Ideas

Thou Art the Man

Staff Editor

President Donald Trump’s diatribe against the pope—paired with his posting of a blasphemous AI-generated image—shows contempt for the things of God.

U.S. President Donald Trump walks to Air Force One on April 11, 2026 at Joint Base Andrews, Maryland.

U.S. President Donald Trump walks to Air Force One on April 11, 2026 at Joint Base Andrews, Maryland.

Christianity Today April 13, 2026
Tasos Katopodis / Stringer / Getty

After King David’s crimes against Bathsheba and her husband, the Lord sent the prophet Nathan to speak to him. Nathan began with a parable: a story of two men, one rich and one poor, the former rapacious and cruel and the latter his victim. As David was stirred to righteous anger, Nathan replied, in the famous rendering of the King James Version, “Thou art the man.”

That line came to mind as I read President Donald Trump’s weekend diatribe against Pope Leo XIV, which he soon followed with a post (later deleted) of an AI-generated image of himself as Jesus.

Plenty could be said of the details of Trump’s comments about the pope. But more important, I think, is the posture this pair of posts evinces toward the things of God. Even if Trump is right on every issue he invokes—crime, COVID-19 closures, Iran, Venezuela, and the stock market—he’s still grotesquely wrong to elevate himself to the level of Christ and claim for himself authority over Christ’s church.

The elevation in that image is not debatable. It’s not generic self-aggrandizement. It’s not a classic political cartoon. It’s not, as Trump implausibly claimed, “me as a doctor, making people better.”

Nor is it just one more Trumpian exaggeration, as longtime commentator Geraldo Rivera suggested, and therefore something we shouldn’t take seriously. Nor yet is it something we should take “seriously, but not literally,” as is so often true of Trump. It’s sacrilege, plain and simple. It’s blasphemy.

I don’t say that because I’m “offended,” in Rivera’s term. My feelings aren’t really relevant here. I say it because I have functioning eyes, and I can see what this image is intended to convey.

And in case there were any lingering doubts, the president’s message to the pope clears them right up.

Notice his phrase, over and over: “I don’t want a Pope who …” But where did he get the idea that his opinion would be relevant in the selection of a pope?

As an evangelical Protestant, I do not uphold the papacy. But Catholics are part of the body of Christ—“no one can say, ‘Jesus is Lord,’ except by the Holy Spirit” (1 Cor. 12:3). And the purpose of a pope is not to please a president, nor should the perspective of a president have any bearing on picking a pope.

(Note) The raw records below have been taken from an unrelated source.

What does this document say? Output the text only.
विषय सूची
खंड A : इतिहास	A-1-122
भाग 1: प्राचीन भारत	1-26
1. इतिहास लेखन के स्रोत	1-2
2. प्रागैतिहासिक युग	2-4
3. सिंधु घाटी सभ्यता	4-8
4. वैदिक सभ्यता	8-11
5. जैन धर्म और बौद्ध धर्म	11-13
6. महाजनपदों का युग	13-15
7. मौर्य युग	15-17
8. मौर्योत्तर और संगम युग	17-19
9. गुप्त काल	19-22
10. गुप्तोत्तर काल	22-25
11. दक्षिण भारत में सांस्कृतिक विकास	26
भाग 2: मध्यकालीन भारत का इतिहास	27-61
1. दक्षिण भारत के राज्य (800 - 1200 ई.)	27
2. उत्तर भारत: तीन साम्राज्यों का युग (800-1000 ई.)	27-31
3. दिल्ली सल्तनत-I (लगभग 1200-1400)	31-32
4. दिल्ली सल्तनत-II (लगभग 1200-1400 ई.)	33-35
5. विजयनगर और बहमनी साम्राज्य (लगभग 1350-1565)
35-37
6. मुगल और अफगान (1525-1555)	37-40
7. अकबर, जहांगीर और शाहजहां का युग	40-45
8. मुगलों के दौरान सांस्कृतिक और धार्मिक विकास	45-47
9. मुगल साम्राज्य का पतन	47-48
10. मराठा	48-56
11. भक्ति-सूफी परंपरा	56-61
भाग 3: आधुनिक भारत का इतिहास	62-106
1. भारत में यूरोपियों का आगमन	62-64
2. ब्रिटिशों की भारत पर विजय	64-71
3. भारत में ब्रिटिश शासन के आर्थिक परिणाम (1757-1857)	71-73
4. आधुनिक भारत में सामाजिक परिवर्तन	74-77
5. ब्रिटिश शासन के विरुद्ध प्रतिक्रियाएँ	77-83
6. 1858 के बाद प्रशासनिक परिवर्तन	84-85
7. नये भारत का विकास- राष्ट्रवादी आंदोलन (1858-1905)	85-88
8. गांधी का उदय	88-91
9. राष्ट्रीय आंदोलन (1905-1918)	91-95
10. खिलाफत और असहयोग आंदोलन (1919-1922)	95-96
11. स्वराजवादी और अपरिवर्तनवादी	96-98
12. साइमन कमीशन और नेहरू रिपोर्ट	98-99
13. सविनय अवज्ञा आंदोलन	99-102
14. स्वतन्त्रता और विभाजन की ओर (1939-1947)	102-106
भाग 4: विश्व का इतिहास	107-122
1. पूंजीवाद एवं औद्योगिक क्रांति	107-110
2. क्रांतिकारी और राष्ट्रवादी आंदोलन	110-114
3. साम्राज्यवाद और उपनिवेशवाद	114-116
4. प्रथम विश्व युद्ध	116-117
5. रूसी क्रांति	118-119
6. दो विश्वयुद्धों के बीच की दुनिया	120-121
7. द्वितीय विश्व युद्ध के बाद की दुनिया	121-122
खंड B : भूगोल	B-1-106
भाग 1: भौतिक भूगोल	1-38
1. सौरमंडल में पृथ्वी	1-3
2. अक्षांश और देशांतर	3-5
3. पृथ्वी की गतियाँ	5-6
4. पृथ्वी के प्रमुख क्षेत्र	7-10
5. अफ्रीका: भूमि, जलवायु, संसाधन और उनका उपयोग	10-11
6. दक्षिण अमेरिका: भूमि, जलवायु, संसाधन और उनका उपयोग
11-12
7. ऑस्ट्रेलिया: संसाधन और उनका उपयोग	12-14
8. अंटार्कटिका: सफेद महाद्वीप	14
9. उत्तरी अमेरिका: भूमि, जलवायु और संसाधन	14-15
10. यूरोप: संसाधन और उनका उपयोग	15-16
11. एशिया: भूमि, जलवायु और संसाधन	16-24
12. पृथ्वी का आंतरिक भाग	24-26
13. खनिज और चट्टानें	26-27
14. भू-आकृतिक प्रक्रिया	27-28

The pope is, fundamentally, a pastor, one of many shepherds of the flock. As a pastor, he is not immune to critique. But as with every pastor throughout the church, whether ministering in a backwoods chapel or in the Vatican, the person whose opinion matters is God.

In a brief statement responding to Trump’s post on Monday morning, the bishop leading the US Conference of Catholic Bishops observed that “Pope Leo is not [Trump’s] rival.” The president, I think, would agree. His post suggests he sees the pope not as a rival but as a subordinate, one more “world leader” who ought to bend to his own whims as the most powerful man on the planet. He says Leo should “focus on being a Great Pope, not a Politician,” but his evaluation of Leo is entirely political.

Think again of that list of issues above: all politics. “Pope Leo is WEAK on Crime, and terrible for Foreign Policy,” Trump began his post, talking about the pontiff in language straight out of an election attack ad. Even his claim that Leo was chosen to be pope only “because he was an American, and [the Catholic church] thought that would be the best way to deal with President Donald J. Trump” is classic Trumpian politics—he loves nothing more than taking credit for politicians he’s endorsed winning their races. All this makes perfect sense if Trump considers the pope as a politician, and one inferior to himself.

This brings me back to Nathan and David. When the prophet revealed the king’s guilt, David immediately confessed. “I have sinned against the Lord,” he said. And though his sins were forgiven, he did not escape consequences, because what he had done had “shown utter contempt for the Lord” (2 Sam. 12:13–14).

Though I’m generally aligned with the pope’s views of Trump’s war in Iran, I won’t put his recent comments, the statements that drew the president’s outrage, on par with Nathan’s message for David. Scripture unambiguously says Nathan was sent to David by God (v. 1), and I can’t assign the same authority to Leo.

But I will say that the president is dead wrong to position himself as the pope’s superior, whether implicitly with his words or explicitly in that blasphemous and pointedly timed image. And while taking down the Jesus image is a start, it’s not David’s swift and unqualified confession. Trump says he has “nothing to apologize for,” but I can think of at least two things: challenging the lordship of Christ and showing contempt for the things of God.

Bonnie Kristian is deputy editor at Christianity Today.